The appeal was dismissed with costs, including costs occasioned by the employment of two counsel.
A joint venture agreement for the development and rezoning of land, where the purpose is to increase property value for future sale to third parties (a realisation company and development company), does not constitute a sale of land requiring compliance with the Alienation of Land Act 68 of 1981. The Act is only applicable where there is an actual agreement of sale between the parties, not where sales are merely contemplated in the future with other entities. In interpreting agreements, courts must ascertain the intention of the parties by examining all circumstances surrounding the conclusion of the agreement, including the factual matrix and relevant subsequent conduct. Where a trust deed provides for decisions by majority vote, not all trustees are required to sign an agreement for it to bind the trust, provided the required majority has authorized the transaction. Parties who fail to challenge evidence in cross-examination are deemed to have accepted that evidence as correct (applying the rule in Browne v Dunn), and failure to call material witnesses (such as the defendants themselves) to establish a defence is fatal to that defence.
The court made observations about the unbusinesslike nature of interpreting the agreement in the manner suggested by the appellants, which would have meant Big Five would develop property belonging to the Trusts without any quid pro quo. The court noted that enforcing the JVA as only a property development agreement would not interfere with the good faith the parties promised themselves. The court also observed that the fundamental flaw in the appellants' case was their failure to call as witnesses the very defendants on whose behalf the plea was filed, making it difficult to see how they could discharge their evidentiary burden. Regarding the abandonment issue, the court commented that holding the respondents bound by an erroneous submission that was corrected during argument before the high court would be "opportunistic and devoid of merit", suggesting a broader principle against taking unfair advantage of inadvertent counsel errors that are subsequently rectified.

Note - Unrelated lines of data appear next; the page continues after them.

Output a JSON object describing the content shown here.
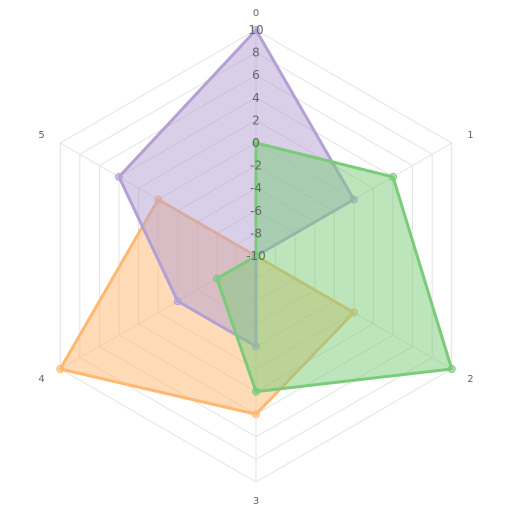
{
  "chart_data": {
    "type": "radar",
    "title": "",
    "axes": [
      "0",
      "1",
      "2",
      "3",
      "4",
      "5"
    ],
    "rlim": [
      -10,
      10
    ],
    "ticks": [
      "-10",
      "-8",
      "-6",
      "-4",
      "-2",
      "0",
      "2",
      "4",
      "6",
      "8",
      "10"
    ],
    "grid": true,
    "legend": "none",
    "series": [
      {
        "color": "#ffb870",
        "values": [
          -10,
          -10,
          0,
          4,
          10,
          0
        ]
      },
      {
        "color": "#b4a0d4",
        "values": [
          10,
          0,
          -10,
          -2,
          -2,
          4
        ]
      },
      {
        "color": "#7acb7a",
        "values": [
          0,
          4,
          10,
          2,
          -6,
          -10
        ]
      }
    ]
  }
}
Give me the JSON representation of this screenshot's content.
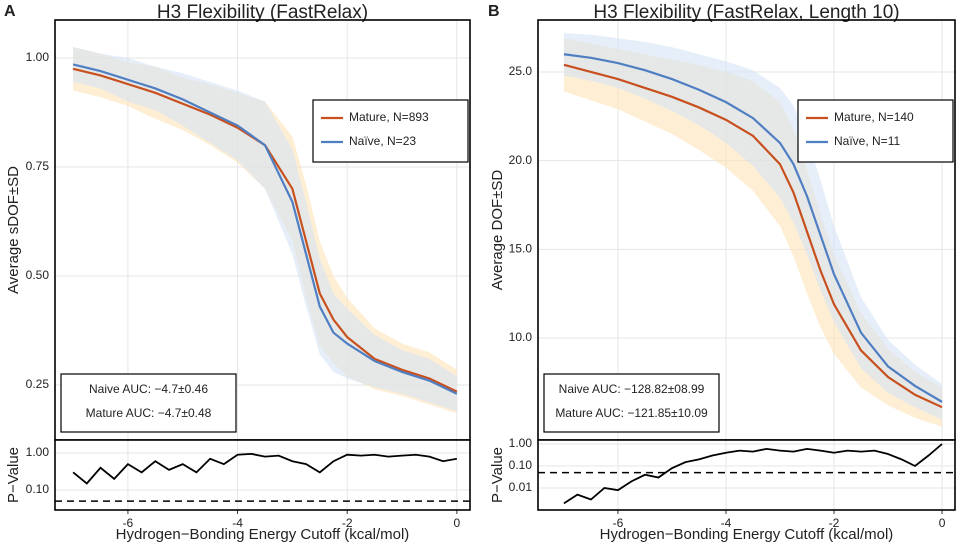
{
  "chart_data": [
    {
      "type": "line",
      "panel_label": "A",
      "title": "H3 Flexibility (FastRelax)",
      "ylabel": "Average sDOF±SD",
      "x": [
        -7,
        -6.5,
        -6,
        -5.5,
        -5,
        -4.5,
        -4,
        -3.5,
        -3,
        -2.75,
        -2.5,
        -2.25,
        -2,
        -1.5,
        -1,
        -0.5,
        0
      ],
      "xlim": [
        -7.33,
        0.24
      ],
      "ylim": [
        0.124,
        1.087
      ],
      "yticks": [
        {
          "value": 1,
          "label": "1.00"
        },
        {
          "value": 0.75,
          "label": "0.75"
        },
        {
          "value": 0.5,
          "label": "0.50"
        },
        {
          "value": 0.25,
          "label": "0.25"
        }
      ],
      "grid": true,
      "legend": "upper right",
      "series": [
        {
          "name": "Mature, N=893",
          "color": "#c8501e",
          "band_color": "#fde3b8",
          "values": [
            0.975,
            0.96,
            0.94,
            0.92,
            0.895,
            0.87,
            0.84,
            0.8,
            0.7,
            0.58,
            0.46,
            0.4,
            0.36,
            0.31,
            0.285,
            0.265,
            0.235
          ],
          "sd": [
            0.05,
            0.05,
            0.05,
            0.06,
            0.06,
            0.07,
            0.08,
            0.1,
            0.12,
            0.13,
            0.12,
            0.1,
            0.09,
            0.07,
            0.06,
            0.06,
            0.05
          ]
        },
        {
          "name": "Naïve, N=23",
          "color": "#4f7fc2",
          "band_color": "#d6e5f5",
          "values": [
            0.985,
            0.97,
            0.95,
            0.93,
            0.905,
            0.875,
            0.845,
            0.8,
            0.67,
            0.55,
            0.43,
            0.37,
            0.345,
            0.305,
            0.28,
            0.26,
            0.23
          ],
          "sd": [
            0.04,
            0.04,
            0.05,
            0.05,
            0.06,
            0.07,
            0.08,
            0.1,
            0.12,
            0.12,
            0.11,
            0.09,
            0.08,
            0.06,
            0.05,
            0.05,
            0.04
          ]
        }
      ],
      "annotations": [
        "Naive AUC: −4.7±0.46",
        "Mature AUC: −4.7±0.48"
      ]
    },
    {
      "type": "line",
      "ylabel": "P−Value",
      "xlabel": "Hydrogen−Bonding Energy Cutoff (kcal/mol)",
      "log_scale": true,
      "x": [
        -7,
        -6.75,
        -6.5,
        -6.25,
        -6,
        -5.75,
        -5.5,
        -5.25,
        -5,
        -4.75,
        -4.5,
        -4.25,
        -4,
        -3.75,
        -3.5,
        -3.25,
        -3,
        -2.75,
        -2.5,
        -2.25,
        -2,
        -1.75,
        -1.5,
        -1.25,
        -1,
        -0.75,
        -0.5,
        -0.25,
        0
      ],
      "values": [
        0.3,
        0.15,
        0.4,
        0.2,
        0.5,
        0.3,
        0.6,
        0.35,
        0.5,
        0.3,
        0.7,
        0.5,
        0.9,
        0.95,
        0.8,
        0.85,
        0.6,
        0.5,
        0.3,
        0.6,
        0.9,
        0.85,
        0.9,
        0.8,
        0.85,
        0.9,
        0.8,
        0.6,
        0.7
      ],
      "color": "#000000",
      "reference_line": 0.05,
      "xlim": [
        -7.33,
        0.24
      ],
      "xticks": [
        -6,
        -4,
        -2,
        0
      ],
      "ylim": [
        0.0288,
        2.25
      ],
      "yticks": [
        {
          "value": 1,
          "label": "1.00"
        },
        {
          "value": 0.1,
          "label": "0.10"
        }
      ],
      "grid": true
    },
    {
      "type": "line",
      "panel_label": "B",
      "title": "H3 Flexibility (FastRelax, Length 10)",
      "ylabel": "Average DOF±SD",
      "x": [
        -7,
        -6.5,
        -6,
        -5.5,
        -5,
        -4.5,
        -4,
        -3.5,
        -3,
        -2.75,
        -2.5,
        -2.25,
        -2,
        -1.5,
        -1,
        -0.5,
        0
      ],
      "xlim": [
        -7.48,
        0.24
      ],
      "ylim": [
        4.25,
        27.93
      ],
      "yticks": [
        {
          "value": 25,
          "label": "25.0"
        },
        {
          "value": 20,
          "label": "20.0"
        },
        {
          "value": 15,
          "label": "15.0"
        },
        {
          "value": 10,
          "label": "10.0"
        }
      ],
      "grid": true,
      "legend": "upper right",
      "series": [
        {
          "name": "Mature, N=140",
          "color": "#c8501e",
          "band_color": "#fde3b8",
          "values": [
            25.4,
            25.0,
            24.6,
            24.1,
            23.6,
            23.0,
            22.3,
            21.4,
            19.8,
            18.2,
            16.0,
            13.8,
            11.9,
            9.3,
            7.8,
            6.8,
            6.1
          ],
          "sd": [
            1.5,
            1.6,
            1.7,
            1.9,
            2.1,
            2.4,
            2.7,
            3.1,
            3.5,
            3.6,
            3.5,
            3.2,
            2.8,
            2.1,
            1.6,
            1.3,
            1.1
          ]
        },
        {
          "name": "Naïve, N=11",
          "color": "#4f7fc2",
          "band_color": "#d6e5f5",
          "values": [
            26.0,
            25.8,
            25.5,
            25.1,
            24.6,
            24.0,
            23.3,
            22.4,
            21.0,
            19.8,
            18.0,
            15.8,
            13.6,
            10.3,
            8.4,
            7.3,
            6.4
          ],
          "sd": [
            1.2,
            1.3,
            1.4,
            1.6,
            1.8,
            2.0,
            2.3,
            2.7,
            3.1,
            3.3,
            3.3,
            3.1,
            2.7,
            2.0,
            1.5,
            1.2,
            1.0
          ]
        }
      ],
      "annotations": [
        "Naive AUC: −128.82±08.99",
        "Mature AUC: −121.85±10.09"
      ]
    },
    {
      "type": "line",
      "ylabel": "P−Value",
      "xlabel": "Hydrogen−Bonding Energy Cutoff (kcal/mol)",
      "log_scale": true,
      "x": [
        -7,
        -6.75,
        -6.5,
        -6.25,
        -6,
        -5.75,
        -5.5,
        -5.25,
        -5,
        -4.75,
        -4.5,
        -4.25,
        -4,
        -3.75,
        -3.5,
        -3.25,
        -3,
        -2.75,
        -2.5,
        -2.25,
        -2,
        -1.75,
        -1.5,
        -1.25,
        -1,
        -0.75,
        -0.5,
        -0.25,
        0
      ],
      "values": [
        0.002,
        0.005,
        0.003,
        0.01,
        0.008,
        0.02,
        0.04,
        0.03,
        0.08,
        0.15,
        0.2,
        0.3,
        0.4,
        0.5,
        0.45,
        0.6,
        0.5,
        0.45,
        0.6,
        0.5,
        0.4,
        0.5,
        0.45,
        0.5,
        0.35,
        0.2,
        0.1,
        0.3,
        1.0
      ],
      "color": "#000000",
      "reference_line": 0.05,
      "xlim": [
        -7.48,
        0.24
      ],
      "xticks": [
        -6,
        -4,
        -2,
        0
      ],
      "ylim": [
        0.001,
        1.52
      ],
      "yticks": [
        {
          "value": 1,
          "label": "1.00"
        },
        {
          "value": 0.1,
          "label": "0.10"
        },
        {
          "value": 0.01,
          "label": "0.01"
        }
      ],
      "grid": true
    }
  ]
}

This case provides important guidance on the interpretation of joint venture agreements in South African law, particularly the distinction between development agreements and sale of land agreements for purposes of the Alienation of Land Act. It clarifies that agreements aimed at increasing property value through rezoning and development, with contemplated future sales to third parties, do not constitute sales of land requiring compliance with the Act. The case also reinforces principles regarding trust administration, specifically that unanimity of trustees is not required where trust deeds provide for majority decision-making. It emphasizes the importance of the rule in Browne v Dunn regarding cross-examination and the consequences of failing to challenge evidence. The judgment also demonstrates a pragmatic approach to inadvertent errors by counsel during proceedings, refusing to allow opportunistic reliance on bona fide mistakes that are subsequently corrected.